An open hardware ISA
Producing an ISA is often hard and has little success per production. The aim is 64 bit native, 16 bit word addressing (no bytes directly) and an emphasis on code density. It's a work in progress and is free under MIT license.
BigRISC is the design ideal, with reducing the instruction set duplication to achieve computational use density. For example the WTO instruction makes a write target override of a 2 operand instruction unlike the RISC of long 32 bit opcodes first and then on to thumb like. Start small at 16 bit opcodes and expand some to 32 bit.
Given progress in caching and OoO it is no longer wrote practice that a load store architecture is superior. As code density can improve with memory to memory architecture and as a result more can be fit in a cache, the CISC is comming back but without inefficient junk such as too many addressing modes and infrequently used silicon area committals.
For example a floating point register set is not included as a separate set, and the main registers are used. This prevents them being left empty as wide SIMD registers become normal for floating point. 64 opcodes are reserved as prefixes for vector processing.

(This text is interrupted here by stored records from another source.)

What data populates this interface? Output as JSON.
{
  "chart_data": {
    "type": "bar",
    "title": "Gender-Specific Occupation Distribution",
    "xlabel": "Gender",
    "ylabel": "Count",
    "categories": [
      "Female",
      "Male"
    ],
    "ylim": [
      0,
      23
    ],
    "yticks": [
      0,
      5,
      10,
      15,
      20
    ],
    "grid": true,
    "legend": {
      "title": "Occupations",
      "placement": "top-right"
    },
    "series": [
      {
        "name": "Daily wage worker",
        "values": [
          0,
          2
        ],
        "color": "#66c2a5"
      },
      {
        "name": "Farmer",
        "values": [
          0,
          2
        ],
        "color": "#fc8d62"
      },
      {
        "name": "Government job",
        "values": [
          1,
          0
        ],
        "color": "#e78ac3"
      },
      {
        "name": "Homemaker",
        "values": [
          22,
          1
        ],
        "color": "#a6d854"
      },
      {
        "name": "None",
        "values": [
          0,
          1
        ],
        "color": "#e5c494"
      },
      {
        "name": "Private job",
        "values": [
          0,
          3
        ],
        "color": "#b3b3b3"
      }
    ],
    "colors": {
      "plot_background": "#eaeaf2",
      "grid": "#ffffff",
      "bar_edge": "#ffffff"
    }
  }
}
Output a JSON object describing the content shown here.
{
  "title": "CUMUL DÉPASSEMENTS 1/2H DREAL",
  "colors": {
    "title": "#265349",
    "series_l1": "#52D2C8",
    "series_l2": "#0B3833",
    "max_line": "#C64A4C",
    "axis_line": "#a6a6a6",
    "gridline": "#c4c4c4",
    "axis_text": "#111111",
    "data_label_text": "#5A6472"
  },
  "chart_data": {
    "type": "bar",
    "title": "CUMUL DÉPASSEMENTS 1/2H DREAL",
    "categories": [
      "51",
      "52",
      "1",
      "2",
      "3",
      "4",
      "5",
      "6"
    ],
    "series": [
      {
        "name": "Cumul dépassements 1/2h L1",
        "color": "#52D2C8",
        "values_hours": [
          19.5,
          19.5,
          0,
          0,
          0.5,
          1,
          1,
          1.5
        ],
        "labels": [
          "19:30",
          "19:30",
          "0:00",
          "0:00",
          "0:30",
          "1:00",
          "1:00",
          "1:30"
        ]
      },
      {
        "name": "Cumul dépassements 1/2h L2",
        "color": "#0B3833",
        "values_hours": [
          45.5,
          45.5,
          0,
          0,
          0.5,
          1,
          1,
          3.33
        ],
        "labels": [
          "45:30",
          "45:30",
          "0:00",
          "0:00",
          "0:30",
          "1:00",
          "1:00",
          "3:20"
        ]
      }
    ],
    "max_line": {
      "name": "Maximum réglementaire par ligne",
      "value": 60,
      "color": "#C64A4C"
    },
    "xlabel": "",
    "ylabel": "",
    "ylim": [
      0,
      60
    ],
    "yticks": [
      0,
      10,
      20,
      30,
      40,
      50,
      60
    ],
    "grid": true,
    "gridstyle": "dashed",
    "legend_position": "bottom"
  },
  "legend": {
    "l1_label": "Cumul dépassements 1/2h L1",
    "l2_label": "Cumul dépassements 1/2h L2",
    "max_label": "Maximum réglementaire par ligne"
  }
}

There are basically 20 registers, of which 8 are full function addressing registers (An), 8 are non addressing (Dn) but have a modulo carry at the instruction operation width to use the high part independently. The remaining 4 are the program counter (PC) and 3 other registers with automated indexing (IP, SP and RP). This is a good compromise on efficient opcode size. If all 16 main registers were fully addressing the last 4 could not exist and many opcodes would be removed. This would leave 15 plus the program counter, and code density would suffer badly. An extra 8 registers could be provided if addressing was only done through the 3 special registers (and fetches through the PC), but code density would again suffer.
A number of overly complex variant instructions were dropped, a new opcode format was decided and all operations can be performed on the An registers. This makes the Dn registers the lesser, but not having carrying into upper parts makes up for not needing the register to linearly address. It is reasonably easy to use them as 16 register halves at 32 bits each. As the only thing Dn registers can't do is address, this is not too big a restriction. If you overflow the An registers at a narrow width it will affect the high order and besides that they too can be used in halves or quarters.
There are no complex modes on An registers to mess with compiler writer's heads. There are pre and post inc or dec to some extent on the 4 other registers, but in strange and situation useful ways. In fact it is impossible to get normal addressing with these. Floats and doubles will not load into these special 4 as the instruction space is better used. The PC as a source or target is specially handled for situations where it would make no sense to do an opcode. These opcodes become other operations making a 16 bit opcode quite possibility dense. This density wouldn't be possible with the 16 addressing register alternative but would with the 28 data register alternative. Faster multiple indexing looses 8 registers.
As yet nothing but a CFR (cache flush then read address) instruction has been decided. Being able to store floats and doubles in the An registers provides utility, and cache delays might make the 28 register variant better. Flushing the 3 non PC special registers to address might be hidden to some extent by cache delay, but code density would suffer pushing occasional data stalls into occasional fetch stalls. Neat subroutine handling and compact direct threading of code address can substantially decrease code size, so changing the preferred automated index modes was not really an option. Keeping the cache bus open for data reads is where the gain is imagined in the linked list pointer chasing.
SIMD is just more a thing than MISD oppertunity. Using compact data forms was the reason word, long and quad is available on almost all instructions. Byte might have been good but the bit could not be wasted. Along with Unicode and half size manipulations this is something that is still reasonable to do. A fast indexed form of UTF-8 is more of a software issue. Code pages will still be a compressed solution for some data processing tasks, even if the underlying disk is compressed.
LBL is used to make a label. It makes parsing consistent. DAT is used to make a data entry of specific size. PC immediate mode is by # prefix or (PC+) and DAT of correct length. All quick format instructions use # prefix for literal consistency. ORG is for origin of assembly. STR is for a UTF-16 string. WRI is for a writeable origin which could contain code but advised against it. BLK is for allocation of blank space, or a rounded up amount.
Apart from few exceptions the format is regular. The most notable exception so far is CLR. This clears a register but uses the read early src operand slot and not the write slot. This makes sense for early retirement of the instruction with dependent earlier writes still in the pipeline, and the src operand decode of the register can gate a reset on the register. As this has a low cycle latency the clear does not delay the pipeline a read register waiting on writing would never happen. In a similar way MOV could complete early as long a synthetic wait on the target happens to stop movement overwrite happening too early to be undone later in the pipeline.
The high regularity makes for easy encoding. In practice I think a stategy of flexible encode with a comprehensive decode and equality test is the best way to point out any mnemonic errors. It prevents duplication of parse logic and cuts opportunity for errors. This dissembly checking builds the assembler out of the simulated decoder and forces design of a cannonical decoder from binary machine words.